Saat ini, lanjut dia, putusan MK membuat banyak calon kepala daerah dari partai politik batal mengikuti pesta demokrasi tingkat lokal tersebut. Dia mencontohkan PKB, sekitar 80 anggota legislatif mundur dari pencalonan kepala daerah.
Tutup Kekurangan
Sekretaris Fraksi PKB di DPR Jazilul Fawaid mengatakan, revisi UU Pilkada merupakan bagian yang tidak terpisahkan dari perencanaan penyelenggaraan Pilkada serentak yang carut-marut.
"Pilkada serentak ini menghadapi beberapa kendala di lapangan dan DPR sendiri belum lagi melihat pecahnya partai-partai itu juga ikut mempengaruhi. Artinya, produk yang dikeluarkan oleh DPR seperti UU Pilkada di undang-undang lagi yang ini semua menjadi bagian yang tak terpisahkan," kata Jazilul.
"Pagi-pagi tadi ada berita Ketua KPU di Tolitoli dipukul. Padahal itu diekspos ada polisi, kan ada anggaran pengamanan. Oleh sebab itu, banyak hal dari UU Pilkada kemarin sekaligus penyelenggaraannya yang sama-sama kita perbaiki lah," sambung dia.
‎
Di tempat yang sama, Komisioner KPU Hadar Navis Gumay mengatakan sepakat revisi UU Pilkada setelah 9 Desember, secara pribadi.

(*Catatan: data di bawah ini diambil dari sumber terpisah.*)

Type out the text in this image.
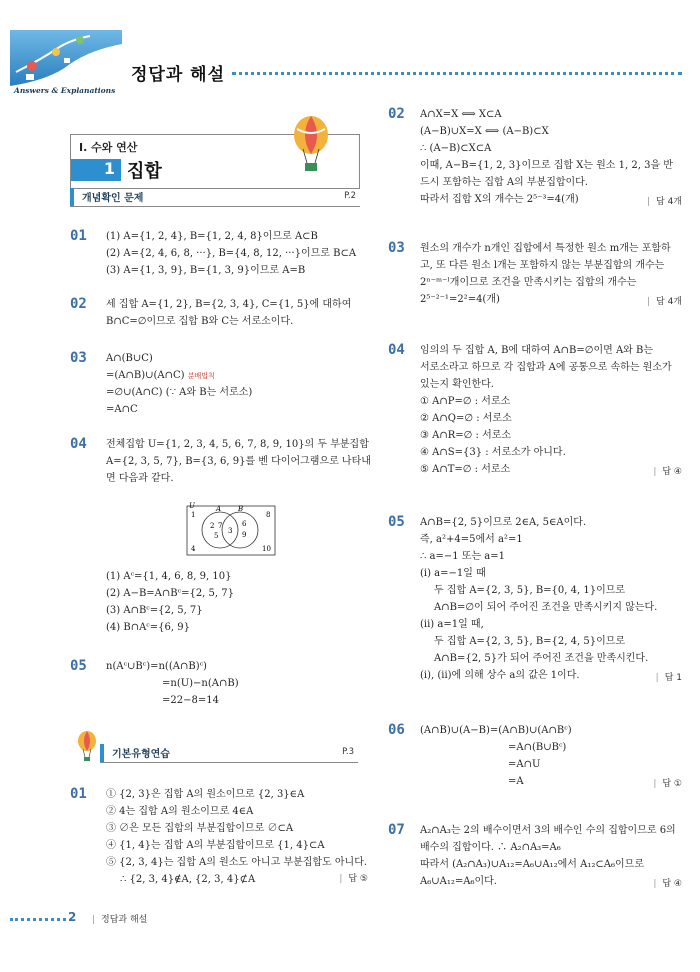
Answers & Explanations
정답과 해설
Ⅰ. 수와 연산
1 집합
개념확인 문제	P.2
01 (1) A={1, 2, 4}, B={1, 2, 4, 8}이므로 A⊂B
(2) A={2, 4, 6, 8, ···}, B={4, 8, 12, ···}이므로 B⊂A
(3) A={1, 3, 9}, B={1, 3, 9}이므로 A=B
02 세 집합 A={1, 2}, B={2, 3, 4}, C={1, 5}에 대하여
B∩C=∅이므로 집합 B와 C는 서로소이다.
03 A∩(B∪C)
=(A∩B)∪(A∩C) 분배법칙
=∅∪(A∩C) (∵ A와 B는 서로소)
=A∩C
04 전체집합 U={1, 2, 3, 4, 5, 6, 7, 8, 9, 10}의 두 부분집합
A={2, 3, 5, 7}, B={3, 6, 9}를 벤 다이어그램으로 나타내
면 다음과 같다.
(1) Aᶜ={1, 4, 6, 8, 9, 10}
(2) A−B=A∩Bᶜ={2, 5, 7}
(3) A∩Bᶜ={2, 5, 7}
(4) B∩Aᶜ={6, 9}
05 n(Aᶜ∪Bᶜ)=n((A∩B)ᶜ)
=n(U)−n(A∩B)
=22−8=14
01 ① {2, 3}은 집합 A의 원소이므로 {2, 3}∈A
② 4는 집합 A의 원소이므로 4∈A
③ ∅은 모든 집합의 부분집합이므로 ∅⊂A
④ {1, 4}는 집합 A의 부분집합이므로 {1, 4}⊂A
⑤ {2, 3, 4}는 집합 A의 원소도 아니고 부분집합도 아니다.
∴ {2, 3, 4}∉A, {2, 3, 4}⊄A	| 답 ⑤
U	A B
2 7
5
3
6
9
1	8
4	10
기본유형연습	P.3
02 A∩X=X ⟺ X⊂A
(A−B)∪X=X ⟺ (A−B)⊂X
∴ (A−B)⊂X⊂A
이때, A−B={1, 2, 3}이므로 집합 X는 원소 1, 2, 3을 반
드시 포함하는 집합 A의 부분집합이다.
따라서 집합 X의 개수는 2⁵⁻³=4(개)	| 답 4개
03 원소의 개수가 n개인 집합에서 특정한 원소 m개는 포함하
고, 또 다른 원소 l개는 포함하지 않는 부분집합의 개수는
2ⁿ⁻ᵐ⁻ˡ개이므로 조건을 만족시키는 집합의 개수는
2⁵⁻²⁻¹=2²=4(개)	| 답 4개
04 임의의 두 집합 A, B에 대하여 A∩B=∅이면 A와 B는
서로소라고 하므로 각 집합과 A에 공통으로 속하는 원소가
있는지 확인한다.
① A∩P=∅ : 서로소
② A∩Q=∅ : 서로소
③ A∩R=∅ : 서로소
④ A∩S={3} : 서로소가 아니다.
⑤ A∩T=∅ : 서로소	| 답 ④
05 A∩B={2, 5}이므로 2∈A, 5∈A이다.
즉, a²+4=5에서 a²=1
∴ a=−1 또는 a=1
(i) a=−1일 때
두 집합 A={2, 3, 5}, B={0, 4, 1}이므로
A∩B=∅이 되어 주어진 조건을 만족시키지 않는다.
(ii) a=1일 때,
두 집합 A={2, 3, 5}, B={2, 4, 5}이므로
A∩B={2, 5}가 되어 주어진 조건을 만족시킨다.
(i), (ii)에 의해 상수 a의 값은 1이다.	| 답 1
06 (A∩B)∪(A−B)=(A∩B)∪(A∩Bᶜ)
=A∩(B∪Bᶜ)
=A∩U
=A	| 답 ①
07 A₂∩A₃는 2의 배수이면서 3의 배수인 수의 집합이므로 6의
배수의 집합이다. ∴ A₂∩A₃=A₆
따라서 (A₂∩A₃)∪A₁₂=A₆∪A₁₂에서 A₁₂⊂A₆이므로
A₆∪A₁₂=A₆이다.	| 답 ④
2	| 정답과 해설
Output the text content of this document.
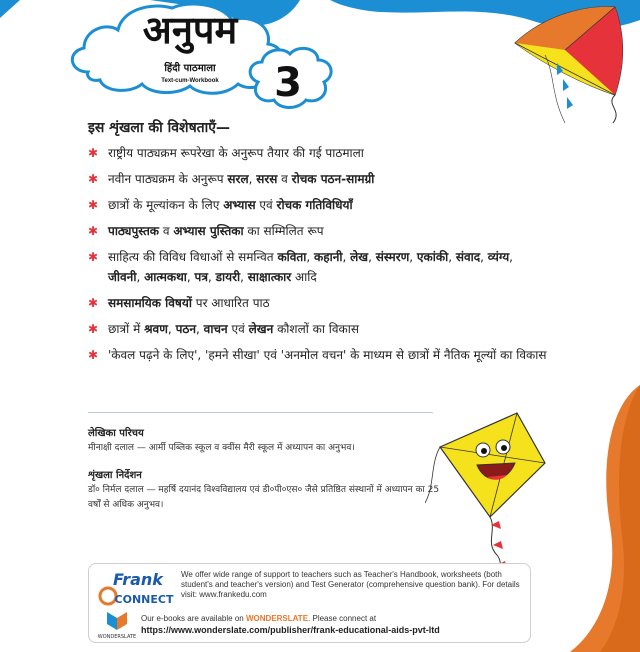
अनुपम
हिंदी पाठमाला
Text-cum-Workbook	3
इस शृंखला की विशेषताएँ—
✱ राष्ट्रीय पाठ्यक्रम रूपरेखा के अनुरूप तैयार की गई पाठमाला
✱ नवीन पाठ्यक्रम के अनुरूप सरल, सरस व रोचक पठन-सामग्री
✱ छात्रों के मूल्यांकन के लिए अभ्यास एवं रोचक गतिविधियाँ
✱ पाठ्यपुस्तक व अभ्यास पुस्तिका का सम्मिलित रूप
✱ साहित्य की विविध विधाओं से समन्वित कविता, कहानी, लेख, संस्मरण, एकांकी, संवाद, व्यंग्य, जीवनी, आत्मकथा, पत्र, डायरी, साक्षात्कार आदि
✱ समसामयिक विषयों पर आधारित पाठ
✱ छात्रों में श्रवण, पठन, वाचन एवं लेखन कौशलों का विकास
✱ 'केवल पढ़ने के लिए', 'हमने सीखा' एवं 'अनमोल वचन' के माध्यम से छात्रों में नैतिक मूल्यों का विकास
लेखिका परिचय
मीनाक्षी दलाल — आर्मी पब्लिक स्कूल व क्वींस मैरी स्कूल में अध्यापन का अनुभव।
शृंखला निर्देशन
डॉ० निर्मल दलाल — महर्षि दयानंद विश्वविद्यालय एवं डी०पी०एस० जैसे प्रतिष्ठित संस्थानों में अध्यापन का 25 वर्षों से अधिक अनुभव।
Frank
CONNECT
We offer wide range of support to teachers such as Teacher's Handbook, worksheets (both student's and teacher's version) and Test Generator (comprehensive question bank). For details visit: www.frankedu.com
WONDERSLATE
Our e-books are available on WONDERSLATE. Please connect at
https://www.wonderslate.com/publisher/frank-educational-aids-pvt-ltd
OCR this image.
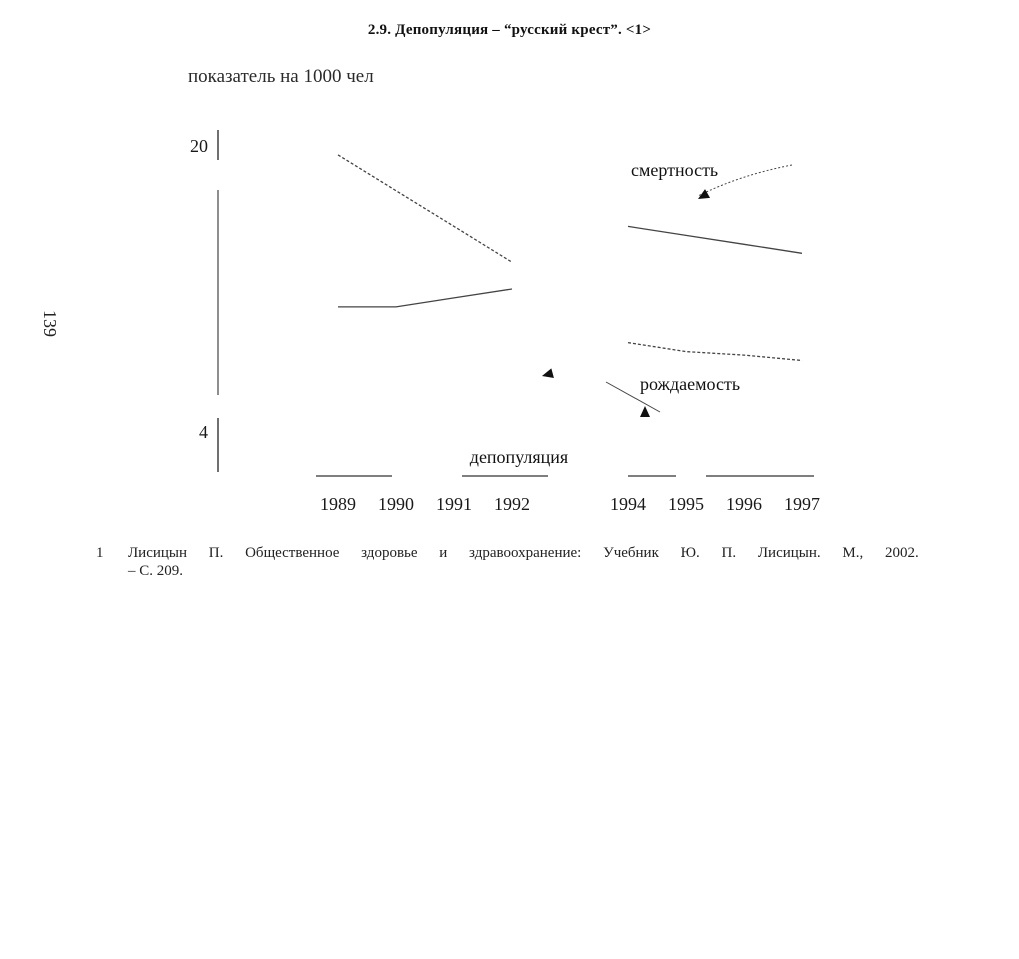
2.9. Депопуляция – “русский крест”. <1>
показатель на 1000 чел
139
20
4
1989 1990 1991 1992	1994 1995 1996 1997
смертность
рождаемость
депопуляция
1 Лисицын П. Общественное здоровье и здравоохранение: Учебник Ю. П. Лисицын. М., 2002.
– С. 209.
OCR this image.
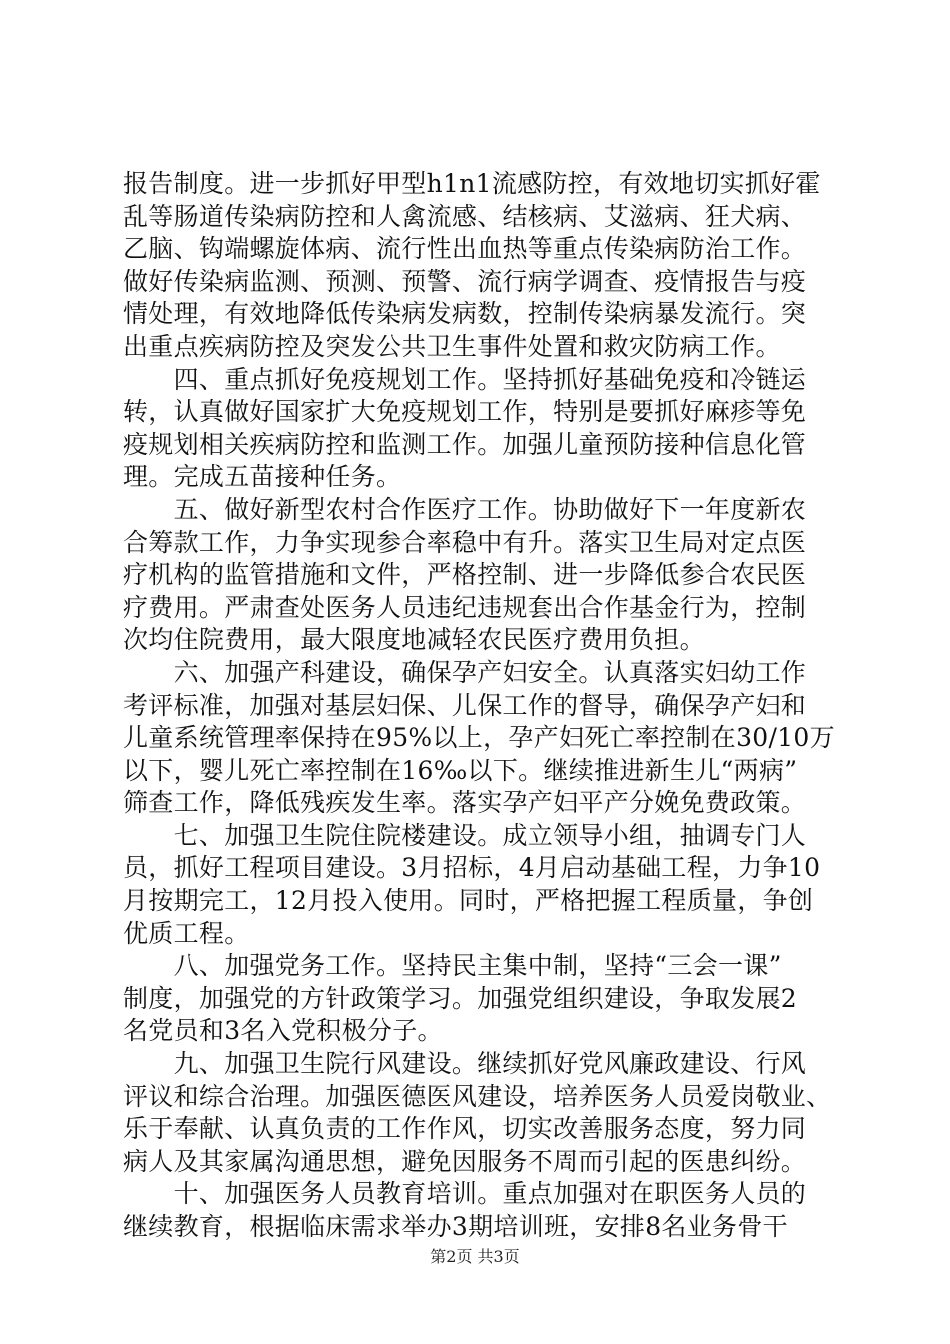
报告制度。进一步抓好甲型h1n1流感防控，有效地切实抓好霍
乱等肠道传染病防控和人禽流感、结核病、艾滋病、狂犬病、
乙脑、钩端螺旋体病、流行性出血热等重点传染病防治工作。
做好传染病监测、预测、预警、流行病学调查、疫情报告与疫
情处理，有效地降低传染病发病数，控制传染病暴发流行。突
出重点疾病防控及突发公共卫生事件处置和救灾防病工作。
　　四、重点抓好免疫规划工作。坚持抓好基础免疫和冷链运
转，认真做好国家扩大免疫规划工作，特别是要抓好麻疹等免
疫规划相关疾病防控和监测工作。加强儿童预防接种信息化管
理。完成五苗接种任务。
　　五、做好新型农村合作医疗工作。协助做好下一年度新农
合筹款工作，力争实现参合率稳中有升。落实卫生局对定点医
疗机构的监管措施和文件，严格控制、进一步降低参合农民医
疗费用。严肃查处医务人员违纪违规套出合作基金行为，控制
次均住院费用，最大限度地减轻农民医疗费用负担。
　　六、加强产科建设，确保孕产妇安全。认真落实妇幼工作
考评标准，加强对基层妇保、儿保工作的督导，确保孕产妇和
儿童系统管理率保持在95%以上，孕产妇死亡率控制在30/10万
以下，婴儿死亡率控制在16‰以下。继续推进新生儿“两病”
筛查工作，降低残疾发生率。落实孕产妇平产分娩免费政策。
　　七、加强卫生院住院楼建设。成立领导小组，抽调专门人
员，抓好工程项目建设。3月招标，4月启动基础工程，力争10
月按期完工，12月投入使用。同时，严格把握工程质量，争创
优质工程。
　　八、加强党务工作。坚持民主集中制，坚持“三会一课”
制度，加强党的方针政策学习。加强党组织建设，争取发展2
名党员和3名入党积极分子。
　　九、加强卫生院行风建设。继续抓好党风廉政建设、行风
评议和综合治理。加强医德医风建设，培养医务人员爱岗敬业、
乐于奉献、认真负责的工作作风，切实改善服务态度，努力同
病人及其家属沟通思想，避免因服务不周而引起的医患纠纷。
　　十、加强医务人员教育培训。重点加强对在职医务人员的
继续教育，根据临床需求举办3期培训班，安排8名业务骨干
第2页 共3页
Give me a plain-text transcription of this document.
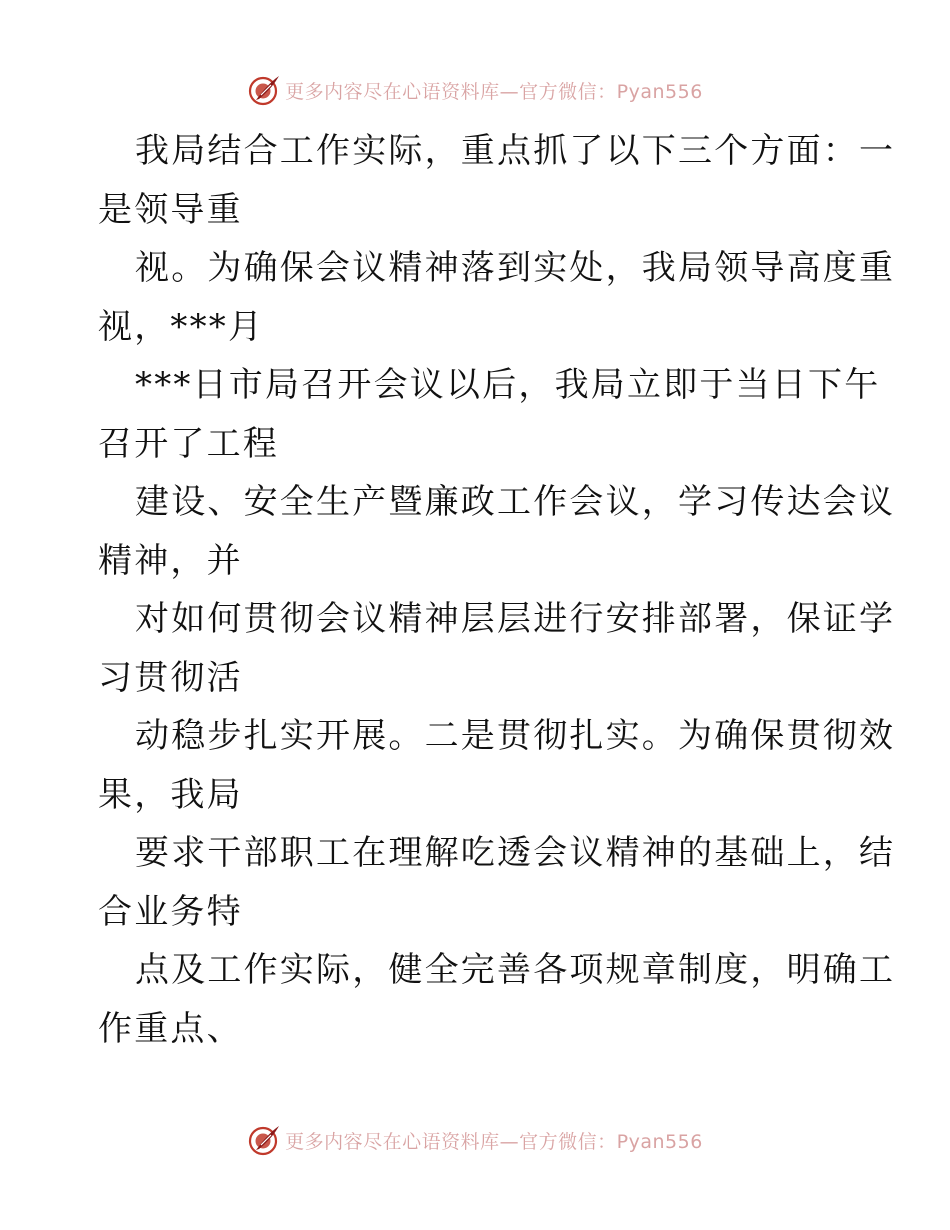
更多内容尽在心语资料库—官方微信：Pyan556
我局结合工作实际，重点抓了以下三个方面：一
是领导重
视。为确保会议精神落到实处，我局领导高度重
视，***月
***日市局召开会议以后，我局立即于当日下午
召开了工程
建设、安全生产暨廉政工作会议，学习传达会议
精神，并
对如何贯彻会议精神层层进行安排部署，保证学
习贯彻活
动稳步扎实开展。二是贯彻扎实。为确保贯彻效
果，我局
要求干部职工在理解吃透会议精神的基础上，结
合业务特
点及工作实际，健全完善各项规章制度，明确工
作重点、
更多内容尽在心语资料库—官方微信：Pyan556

Dia menilai perlu memasukkan aturan bumbung kosong apabila di suatu daerah terdapat calon tunggal tetap dapat ikut pilkada serentak.
"Kalau mau dipaksakan di 2015 sudah terlalu mepet, sebaiknya berikutnya saja 2017 dibuat aturan dengan baik. Saya pikir lebih satu model pemlihan yang dia punya ruang untuk menentukan pilihan," kata Hadar.
Dia menjelaskan KPU tidak dapat mengatur masalah calon tunggal dalam PKPU. Sebab, hal itu harus diatur dalam aturan yang lebih tinggi, yakni UU.
"Jadi kami melihat silakan dibuatkan Perppu, tapi rasanya kalau sekarang diterapkan akan terlalu sulit. Untuk revisi kami berharap bisa selesai Maret 2016, karena persiapan kami setelahnya minimal 3 bulan," pungkas Hadar. (Bob/Rmn)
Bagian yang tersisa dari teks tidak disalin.